ACh Receptor (Muscle) Binding Ab

Useful For

Supporting the diagnosis of autoimmune myasthenia gravis (MG) in adults and children

 

Distinguishing autoimmune from congenital MG in adults and children or other acquired forms of neuromuscular junction transmission disorders

 

An adjunct to the test for P/Q-type calcium channel binding antibodies as a diagnostic aid for Lambert-Eaton myasthenic syndrome

Performing Laboratory

Mayo Clinic Laboratories in Rochester

Specimen Type

Serum


Ordering Guidance


Standalone testing (this test) is recommended in certain situations.

 

This test should not be requested in patients who have recently received radioisotopes, therapeutically or diagnostically, because of potential assay interference. The specific waiting period before specimen collection will depend on the isotope administered, the dose given, and the clearance rate in the individual patient. Specimens will be screened for radioactivity prior to analysis. Radioactive specimens received in the laboratory will be held for 1 week and assayed if sufficiently decayed or canceled if radioactivity remains.



Specimen Required


Patient Preparation: For optimal antibody detection, specimen collection is recommended prior to initiation of immunosuppressant medication.

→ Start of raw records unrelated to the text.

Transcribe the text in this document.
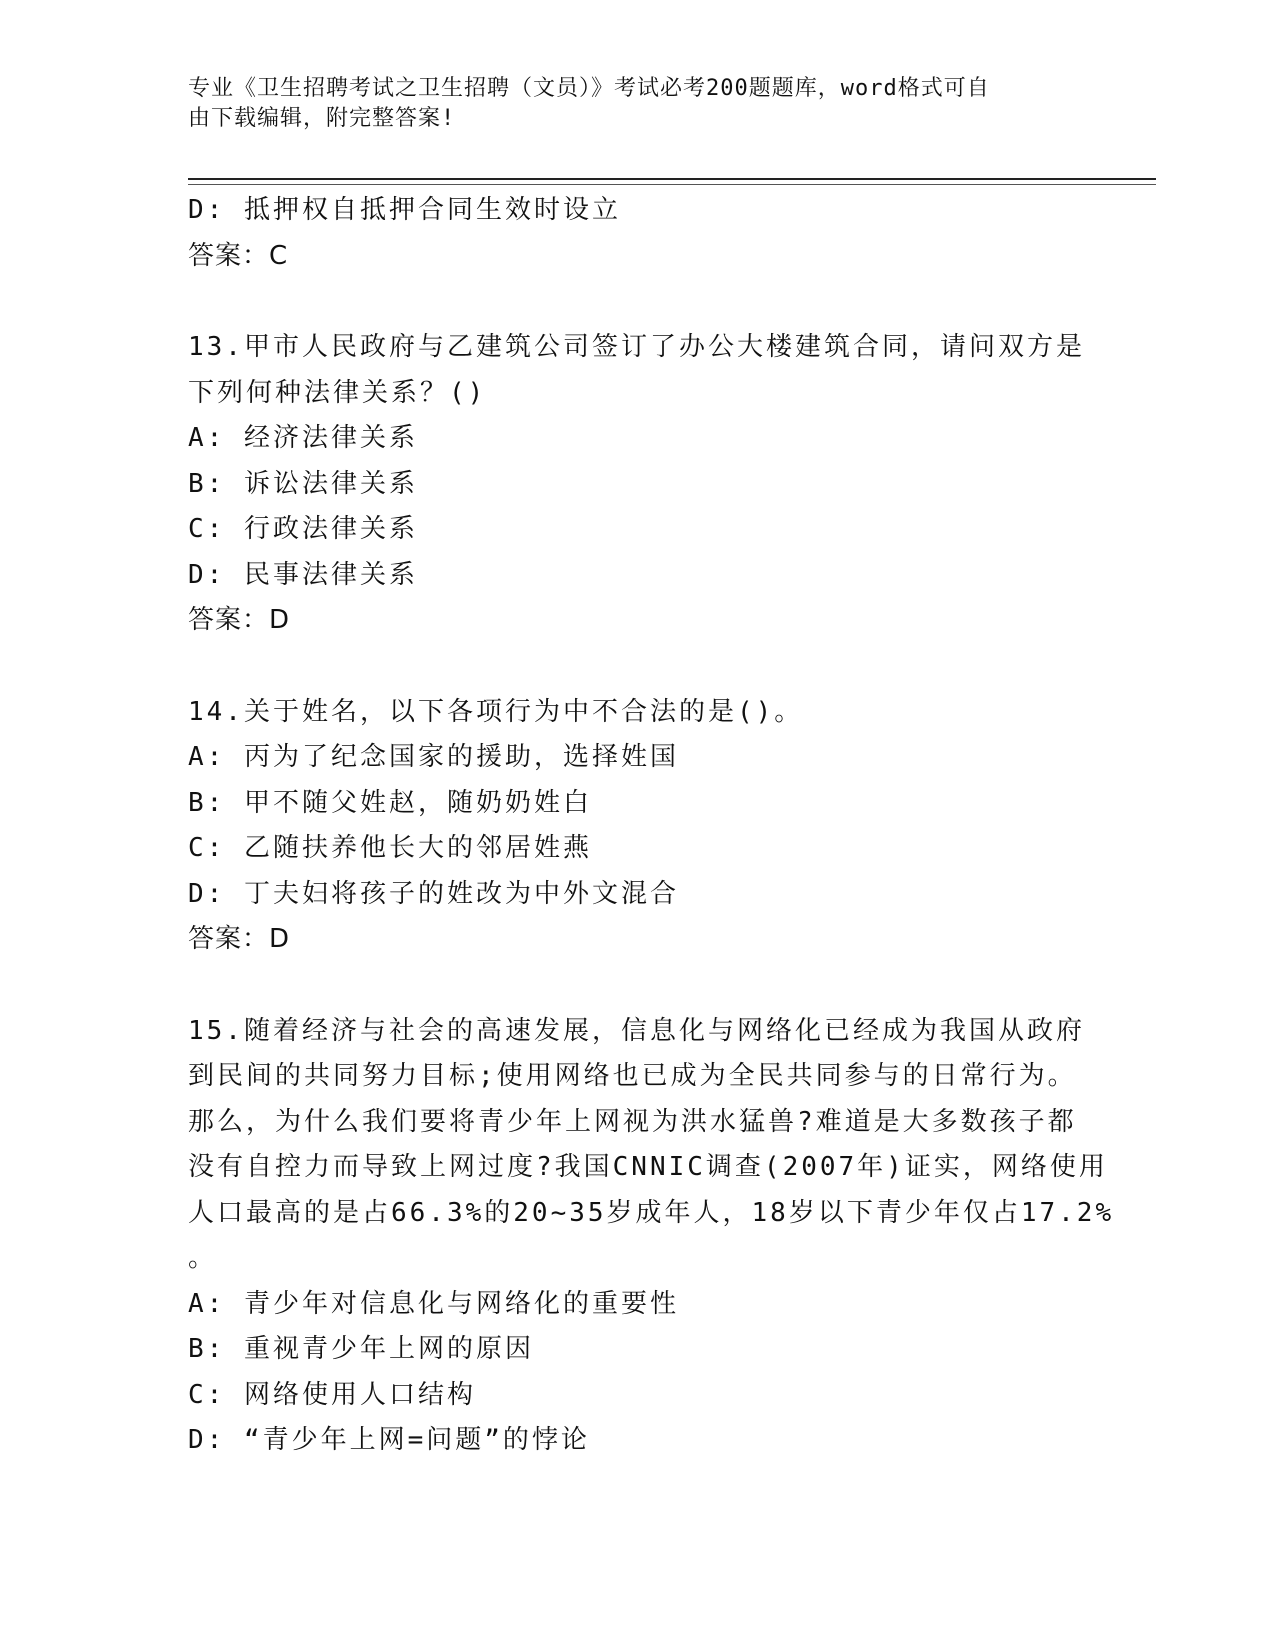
专业《卫生招聘考试之卫生招聘（文员）》考试必考200题题库，word格式可自
由下载编辑，附完整答案!
D: 抵押权自抵押合同生效时设立
答案：C
13.甲市人民政府与乙建筑公司签订了办公大楼建筑合同，请问双方是
下列何种法律关系？()
A: 经济法律关系
B: 诉讼法律关系
C: 行政法律关系
D: 民事法律关系
答案：D
14.关于姓名，以下各项行为中不合法的是()。
A: 丙为了纪念国家的援助，选择姓国
B: 甲不随父姓赵，随奶奶姓白
C: 乙随扶养他长大的邻居姓燕
D: 丁夫妇将孩子的姓改为中外文混合
答案：D
15.随着经济与社会的高速发展，信息化与网络化已经成为我国从政府
到民间的共同努力目标;使用网络也已成为全民共同参与的日常行为。
那么，为什么我们要将青少年上网视为洪水猛兽?难道是大多数孩子都
没有自控力而导致上网过度?我国CNNIC调查(2007年)证实，网络使用
人口最高的是占66.3%的20~35岁成年人，18岁以下青少年仅占17.2%
。
A: 青少年对信息化与网络化的重要性
B: 重视青少年上网的原因
C: 网络使用人口结构
D: “青少年上网=问题”的悖论
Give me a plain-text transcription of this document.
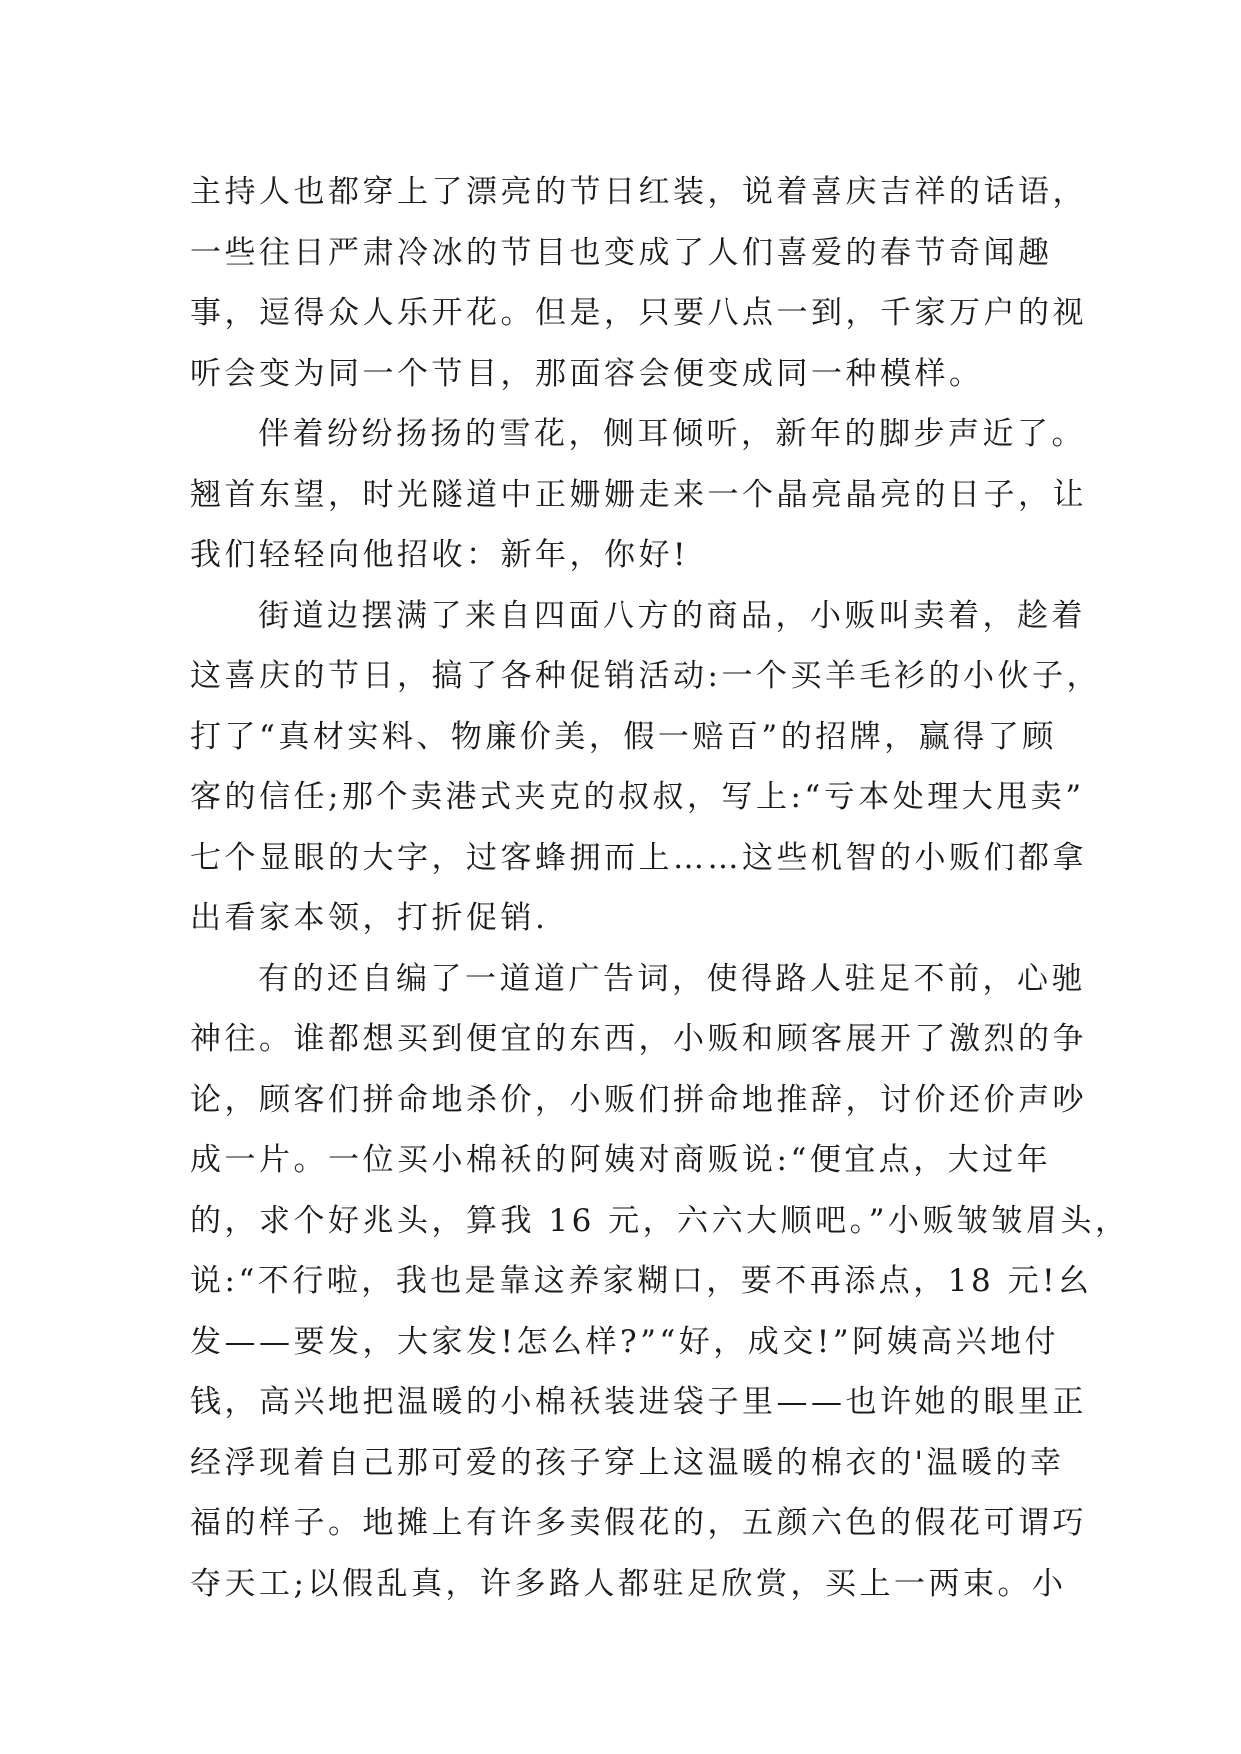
主持人也都穿上了漂亮的节日红装，说着喜庆吉祥的话语，
一些往日严肃冷冰的节目也变成了人们喜爱的春节奇闻趣
事，逗得众人乐开花。但是，只要八点一到，千家万户的视
听会变为同一个节目，那面容会便变成同一种模样。
伴着纷纷扬扬的雪花，侧耳倾听，新年的脚步声近了。
翘首东望，时光隧道中正姗姗走来一个晶亮晶亮的日子，让
我们轻轻向他招收：新年，你好!
街道边摆满了来自四面八方的商品，小贩叫卖着，趁着
这喜庆的节日，搞了各种促销活动:一个买羊毛衫的小伙子，
打了“真材实料、物廉价美，假一赔百”的招牌，赢得了顾
客的信任;那个卖港式夹克的叔叔，写上:“亏本处理大甩卖”
七个显眼的大字，过客蜂拥而上……这些机智的小贩们都拿
出看家本领，打折促销.
有的还自编了一道道广告词，使得路人驻足不前，心驰
神往。谁都想买到便宜的东西，小贩和顾客展开了激烈的争
论，顾客们拼命地杀价，小贩们拼命地推辞，讨价还价声吵
成一片。一位买小棉袄的阿姨对商贩说:“便宜点，大过年
的，求个好兆头，算我 16 元，六六大顺吧。”小贩皱皱眉头，
说:“不行啦，我也是靠这养家糊口，要不再添点，18 元!幺
发——要发，大家发!怎么样?”“好，成交!”阿姨高兴地付
钱，高兴地把温暖的小棉袄装进袋子里——也许她的眼里正
经浮现着自己那可爱的孩子穿上这温暖的棉衣的'温暖的幸
福的样子。地摊上有许多卖假花的，五颜六色的假花可谓巧
夺天工;以假乱真，许多路人都驻足欣赏，买上一两束。小
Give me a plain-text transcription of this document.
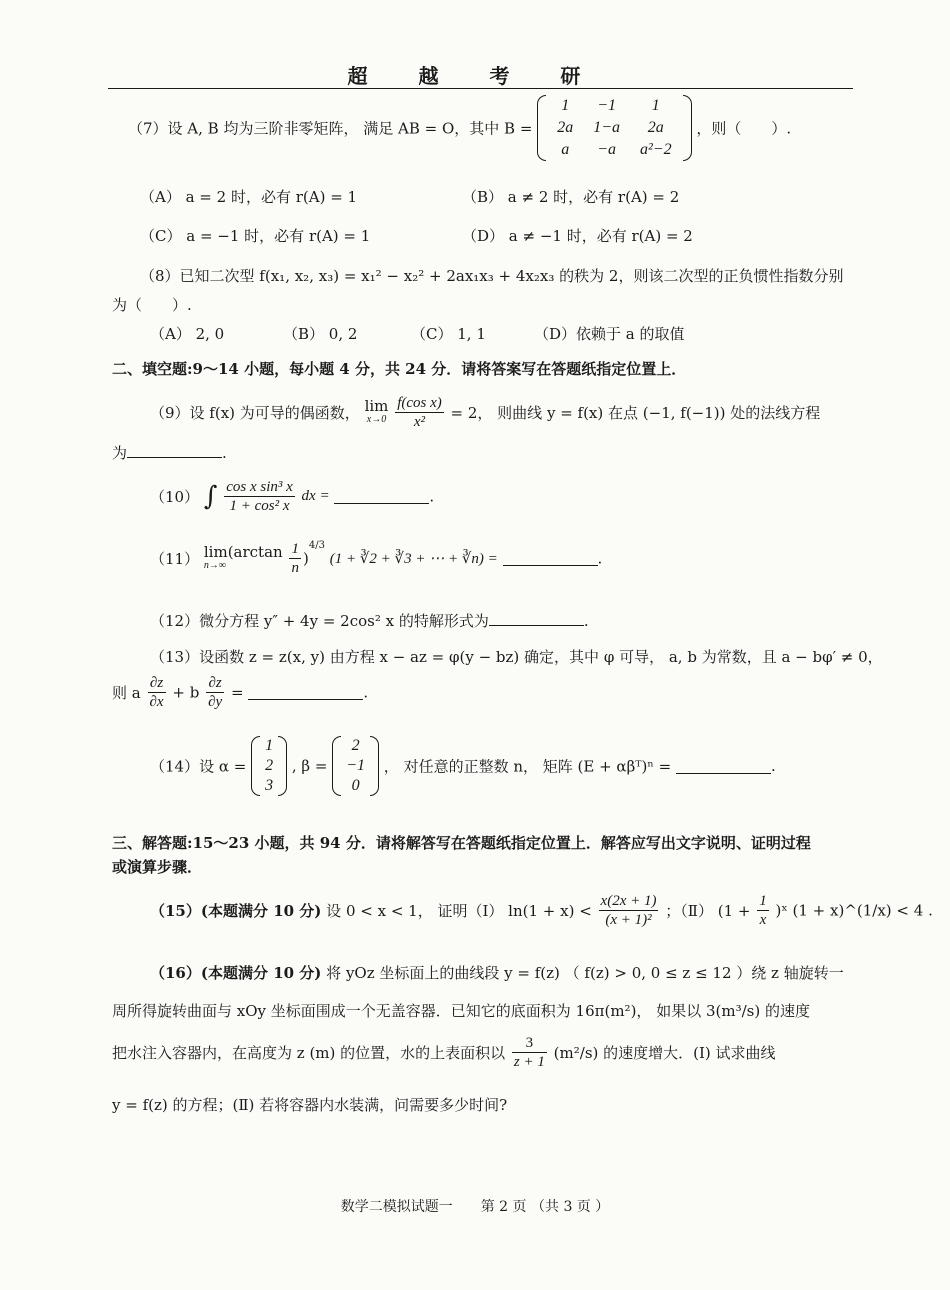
超 越 考 研
（7）设 A, B 均为三阶非零矩阵， 满足 AB = O，其中 B =
1	−1	1
2a	1−a	2a
a	−a	a²−2
，则（　　）.
（A） a = 2 时，必有 r(A) = 1	（B） a ≠ 2 时，必有 r(A) = 2
（C） a = −1 时，必有 r(A) = 1	（D） a ≠ −1 时，必有 r(A) = 2
（8）已知二次型 f(x₁, x₂, x₃) = x₁² − x₂² + 2ax₁x₃ + 4x₂x₃ 的秩为 2，则该二次型的正负惯性指数分别
为（　　）.
（A） 2, 0	（B） 0, 2	（C） 1, 1	（D）依赖于 a 的取值
二、填空题:9～14 小题，每小题 4 分，共 24 分．请将答案写在答题纸指定位置上．
（9）设 f(x) 为可导的偶函数， lim
x→0
$\frac{\text{f(cos x)}}{\text{x²}} = 2$， 则曲线 y = f(x) 在点 (−1, f(−1)) 处的法线方程
为	.
（10） ∫ $\frac{\text{cos x sin³ x}}{\text{1 + cos² x}}$ dx =	.
（11） lim(arctan
n→∞
	$\frac{1}{n} )^{4/3}$ (1 + ∛2 + ∛3 + ⋯ + ∛n) =	.
（12）微分方程 y″ + 4y = 2cos² x 的特解形式为	.
（13）设函数 z = z(x, y) 由方程 x − az = φ(y − bz) 确定，其中 φ 可导， a, b 为常数，且 a − bφ′ ≠ 0，
则 a $\frac{\partial z}{\partial x} + b \frac{\partial z}{\partial y}$ =	.
（14）设 α =
1
2
3
, β =
2
−1
0
， 对任意的正整数 n， 矩阵 (E + αβᵀ)ⁿ =	.
三、解答题:15～23 小题，共 94 分．请将解答写在答题纸指定位置上．解答应写出文字说明、证明过程
或演算步骤．
（15）(本题满分 10 分) 设 0 < x < 1， 证明（Ⅰ） $\ln(1 + x) < \frac{x(2x + 1)}{\text{(x + 1)²}}$ ；（Ⅱ） ($1 + \frac{1}{x}$ )ˣ (1 + x)^(1/x) < 4 .
（16）(本题满分 10 分) 将 yOz 坐标面上的曲线段 y = f(z) （ f(z) > 0, 0 ≤ z ≤ 12 ）绕 z 轴旋转一
周所得旋转曲面与 xOy 坐标面围成一个无盖容器．已知它的底面积为 16π(m²)， 如果以 3(m³/s) 的速度
把水注入容器内，在高度为 z (m) 的位置，水的上表面积以 $\frac{3}{z + 1} (m^2/s)$ 的速度增大．(Ⅰ) 试求曲线
y = f(z) 的方程；(Ⅱ) 若将容器内水装满，问需要多少时间?
数学二模拟试题一　　第 2 页 （共 3 页 ）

Supplies: Sarstedt Aliquot Tube 5 mL (T914)

Collection Container/Tube:

Preferred: Red top

Acceptable: Serum gel

Submission Container/Tube: Plastic vial

Specimen Volume: 1.5 mL


Specimen Minimum Volume

1 mL

Specimen Stability Information

Specimen Type Temperature Time Special Container
Serum Refrigerated (preferred) 28 days
  Frozen  28 days
  Ambient  72 hours

Reference Values

≤0.02 nmol/L

Day(s) Performed

Monday through Sunday

Test Classification

This test was developed and its performance characteristics determined by Mayo Clinic in a manner consistent with CLIA requirements. It has not been cleared or approved by the US Food and Drug Administration.

CPT Code Information

86041

Clinical Information

Fatigable weakness due to impaired postsynaptic transmission at the neuromuscular junction is characteristic of myasthenia gravis (MG). A clinical diagnosis should be supported by electrodiagnostic testing (ie, clinical-electrodiagnosis [EDX]). Positive autoimmune serology increases certainty of MG diagnosis but needs to be interpreted in the proper clinical-EDX context with response to anticholinesterase medications supporting the diagnosis. Most cases are autoimmune and are caused by IgG autoantibodies binding to critical postsynaptic membrane molecules (nicotinic muscle acetylcholine receptor [AChR] or its interacting proteins, such as muscle-specific kinase). Serologically, the detection of AChR binding antibody provides the best diagnostic sensitivity. However, the presence of both AChR binding and modulating activity improves diagnostic accuracy. Autoantibody detection frequency is lowest in patients with weakness confined to extraocular muscles (approximately 70% are positive for AChR binding antibodies) and highest in patients with generalized weakness due to MG (approximately 90% are positive for AChR binding antibodies). In adults with MG and AChR antibodies, approximately 20% will have thymoma and, very rarely (<1%), extrathymic cancers. Computed tomography imaging of the chest is considered the standard of care to evaluate for thymoma.

 

These results should only be interpreted in the appropriate clinical and electrophysiological context and are not diagnostic in isolation.

 

Note: Single antibody tests may be requested in the follow-up of patients with positive results previously documented in this laboratory.

Report Available

3 to 6 days

Reject Due To

Gross hemolysis Reject
Gross lipemia Reject
Gross icterus Reject

Method Name

Radioimmunoassay (RIA)

Forms

If not ordering electronically, complete, print, and send a Neurology Specialty Testing Client Test Request (T732) with the specimen.